Effects of dopaminergic antagonists on striatal DOPAC concentrations and alpha-methyl-p-tyrosine-induced decline of dopamine following intrastriatal injections of kainic acid
Wuerthele, S.M.; Moore, K.E.
Journal of Pharmacy and Pharmacology 31(3): 180-182
ISSN/ISBN: 0022-3573 PMID: 34696 DOI: 10.1111/j.2042-7158.1979.tb13467.x
The activity of nigrostriatal dopaminergic neurons increases following administration of dopamine antagonists and decreases following dopamine agonists. 3,4-Dihydroxyphenylacetic acid (DOPAC), the major acid metabolite of dopamine, has been used as a biochemical index of dopaminergic nerve activity.

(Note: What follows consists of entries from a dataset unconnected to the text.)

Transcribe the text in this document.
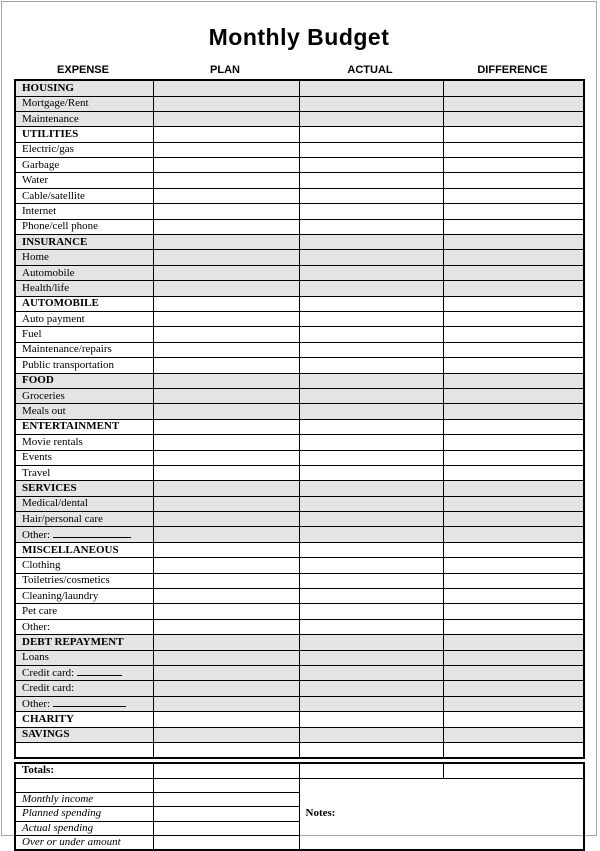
Monthly Budget
EXPENSE	PLAN	ACTUAL	DIFFERENCE
HOUSING			
Mortgage/Rent			
Maintenance			
UTILITIES			
Electric/gas			
Garbage			
Water			
Cable/satellite			
Internet			
Phone/cell phone			
INSURANCE			
Home			
Automobile			
Health/life			
AUTOMOBILE			
Auto payment			
Fuel			
Maintenance/repairs			
Public transportation			
FOOD			
Groceries			
Meals out			
ENTERTAINMENT			
Movie rentals			
Events			
Travel			
SERVICES			
Medical/dental			
Hair/personal care			
Other:			
MISCELLANEOUS			
Clothing			
Toiletries/cosmetics			
Cleaning/laundry			
Pet care			
Other:			
DEBT REPAYMENT			
Loans			
Credit card:			
Credit card:			
Other:			
CHARITY			
SAVINGS			

Totals:			
		Notes:	
Monthly income			
Planned spending			
Actual spending			
Over or under amount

DOPAC concentrations may not accurately reflect dopaminergic activity when dopamine terminals are exposed to the toxic effects of kainic acid. Rats treated with kainic acid were injected with either saline, apomorphine HCl, piribedil mesylate, haloperidol, thioridazine HCL, clozapine or sulpiride. Results suggest that under certain circumstances DOPAC is not necessarily equivalent to other indices of dopaminergic nerve activity. When striatal architecture remains intact, DOPAC concentrations parallel dopaminergic nerve activity. However, kainic acid causes neuronal damage near the site of its injection and loss of dopamine. This suggests that the increased DOPAC concentration in kainic acid-treated striata may be due to the inability of damage or degenerating nerve terminals to protect vesicular dopamine stores from intracellular monoamine oxidase.